Gemini, Perplexity, and Copilot/Bing should not be placed in a hidden-signal
matrix from these attempts. Their p20/p21 answers and origin reviews did not
confirm target-page retrieval. The Perplexity p20 ancillary `/robots.txt` and
root activity is evidence of prompt-window origin contact, not evidence that
the structured-data target page was fetched or inspected.

## Limitations

- This comparison covers one p20 and one p21 attempt per client, with the
  logged account, tier, mode, and time windows from Findings 041-050.
- The prompts supplied exact target URLs, so these are direct-opening tests,
  not independent discovery tests.
- The comparison separates answer content from direct-origin hits. A model's
  `fetched:true` or `fetched:false` field is not treated as proof without the
  matching origin review.
- The p21 prompt still explicitly asks for visible, meta-description, and
  JSON-LD fields.

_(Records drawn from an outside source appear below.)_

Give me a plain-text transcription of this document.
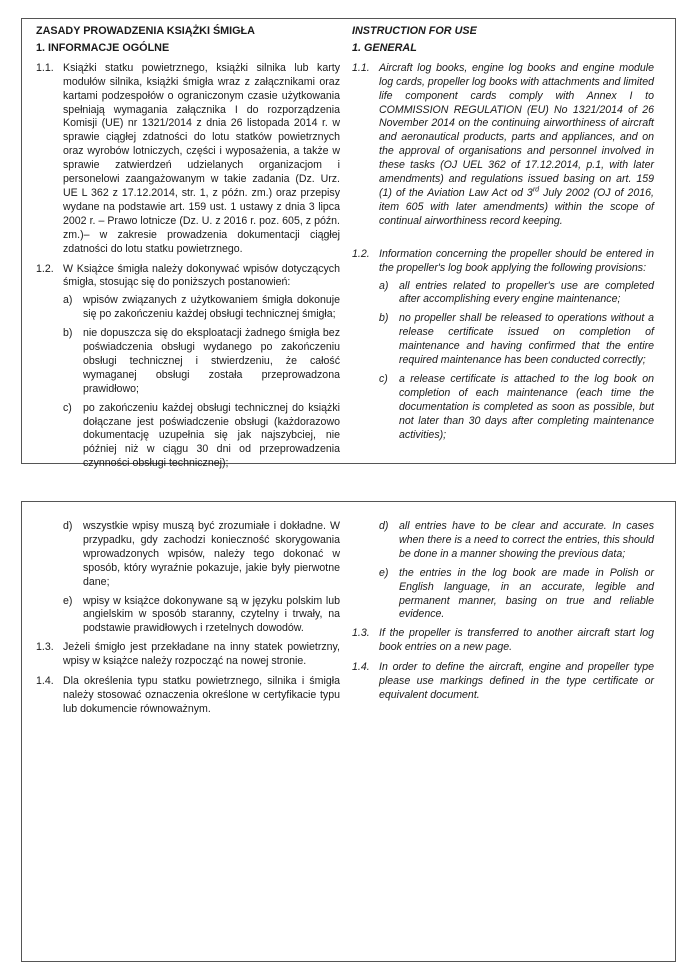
ZASADY PROWADZENIA KSIĄŻKI ŚMIGŁA
1. INFORMACJE OGÓLNE
1.1. Książki statku powietrznego, książki silnika lub karty modułów silnika, książki śmigła wraz z załącznikami oraz kartami podzespołów o ograniczonym czasie użytkowania spełniają wymagania załącznika I do rozporządzenia Komisji (UE) nr 1321/2014 z dnia 26 listopada 2014 r. w sprawie ciągłej zdatności do lotu statków powietrznych oraz wyrobów lotniczych, części i wyposażenia, a także w sprawie zatwierdzeń udzielanych organizacjom i personelowi zaangażowanym w takie zadania (Dz. Urz. UE L 362 z 17.12.2014, str. 1, z późn. zm.) oraz przepisy wydane na podstawie art. 159 ust. 1 ustawy z dnia 3 lipca 2002 r. – Prawo lotnicze (Dz. U. z 2016 r. poz. 605, z późn. zm.)– w zakresie prowadzenia dokumentacji ciągłej zdatności do lotu statku powietrznego.
1.2. W Książce śmigła należy dokonywać wpisów dotyczących śmigła, stosując się do poniższych postanowień:
a) wpisów związanych z użytkowaniem śmigła dokonuje się po zakończeniu każdej obsługi technicznej śmigła;
b) nie dopuszcza się do eksploatacji żadnego śmigła bez poświadczenia obsługi wydanego po zakończeniu obsługi technicznej i stwierdzeniu, że całość wymaganej obsługi została przeprowadzona prawidłowo;
c)	po zakończeniu każdej obsługi technicznej do książki dołączane jest poświadczenie obsługi (każdorazowo dokumentację uzupełnia się jak najszybciej, nie później niż w ciągu 30 dni od przeprowadzenia czynności obsługi technicznej);
INSTRUCTION FOR USE
1. GENERAL
1.1. Aircraft log books, engine log books and engine module log cards, propeller log books with attachments and limited life component cards comply with Annex I to COMMISSION REGULATION (EU) No 1321/2014 of 26 November 2014 on the continuing airworthiness of aircraft and aeronautical products, parts and appliances, and on the approval of organisations and personnel involved in these tasks (OJ UEL 362 of 17.12.2014, p.1, with later amendments) and regulations issued basing on art. 159 (1) of the Aviation Law Act od 3rd July 2002 (OJ of 2016, item 605 with later amendments) within the scope of continual airworthiness record keeping.
1.2. Information concerning the propeller should be entered in the propeller's log book applying the following provisions:
a) all entries related to propeller's use are completed after accomplishing every engine maintenance;
b) no propeller shall be released to operations without a release certificate issued on completion of maintenance and having confirmed that the entire required maintenance has been conducted correctly;
c)	a release certificate is attached to the log book on completion of each maintenance (each time the documentation is completed as soon as possible, but not later than 30 days after completing maintenance activities);
d) wszystkie wpisy muszą być zrozumiałe i dokładne. W przypadku, gdy zachodzi konieczność skorygowania wprowadzonych wpisów, należy tego dokonać w sposób, który wyraźnie pokazuje, jakie były pierwotne dane;
e) wpisy w książce dokonywane są w języku polskim lub angielskim w sposób staranny, czytelny i trwały, na podstawie prawidłowych i rzetelnych dowodów.
1.3. Jeżeli śmigło jest przekładane na inny statek powietrzny, wpisy w książce należy rozpocząć na nowej stronie.
1.4. Dla określenia typu statku powietrznego, silnika i śmigła należy stosować oznaczenia określone w certyfikacie typu lub dokumencie równoważnym.
d) all entries have to be clear and accurate. In cases when there is a need to correct the entries, this should be done in a manner showing the previous data;
e) the entries in the log book are made in Polish or English language, in an accurate, legible and permanent manner, basing on true and reliable evidence.
1.3. If the propeller is transferred to another aircraft start log book entries on a new page.
1.4. In order to define the aircraft, engine and propeller type please use markings defined in the type certificate or equivalent document.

It removes the visible conflict cue, but it is still a
  directed hidden-field inspection prompt.
- The absence of JSON-LD in answers does not prove JSON-LD was inaccessible to
  the underlying service in general; it only shows that the copied answers did
  not expose it in these runs.

## Publication Thesis Verification

- Thesis: In the completed p20/p21 structured-data conflict sets, ChatGPT
  exposed only visible page text on confirmed hits, Claude exposed visible text
  plus meta-description text, and neither exposed JSON-LD; Gemini,
  Perplexity, and Copilot/Bing did not produce target-page hits for this pair.
- Source: Findings 041-050, copied answer artifacts, browser-task response
  files, and public evidence bundles for the same finding range.
- Method: Compare each client's p20 and p21 response fields, origin-review
  status, raw event ids, and timestamp windows while separating exact
  target-page hits from ancillary origin activity.
- Bias: The comparison uses one run per client per variant, with single
  accounts and observed product modes. Results can change by tier, model,
  region, time, or client retrieval state.
- Consensus: Consistent with the individual p20 and p21 thesis-verification
  sections: ChatGPT p20/p21 both visible-only, Claude p20/p21 both visible plus
  meta-description, Gemini p20/p21 no-hit, Copilot p20/p21 no-hit, and
  Perplexity no target-page hit in either run.
- Invalidation: A corrected response artifact, mismatched raw event review,
  fixture serving error, or same-condition rerun that exposes JSON-LD or
  changes target-hit status would weaken the comparison.
- Verdict: Supported for the published p20/p21 corpus. The comparison should
  remain scoped to these controlled-browser attempts.
- Additional tests suggested: add a still more neutral hidden-field prompt that
  asks for a short page-quality answer without naming metadata or JSON-LD, and
  rerun only clients that can produce confirmed target-page hits.

## Next steps

- Prepare a neutral hidden-signal fixture or prompt variant for ChatGPT and
  Claude that does not name meta-description or JSON-LD in the prompt.
- Keep Perplexity and Copilot/Bing reruns as retrieval-mode checks rather than
  hidden-field comparisons until they produce target-page hits.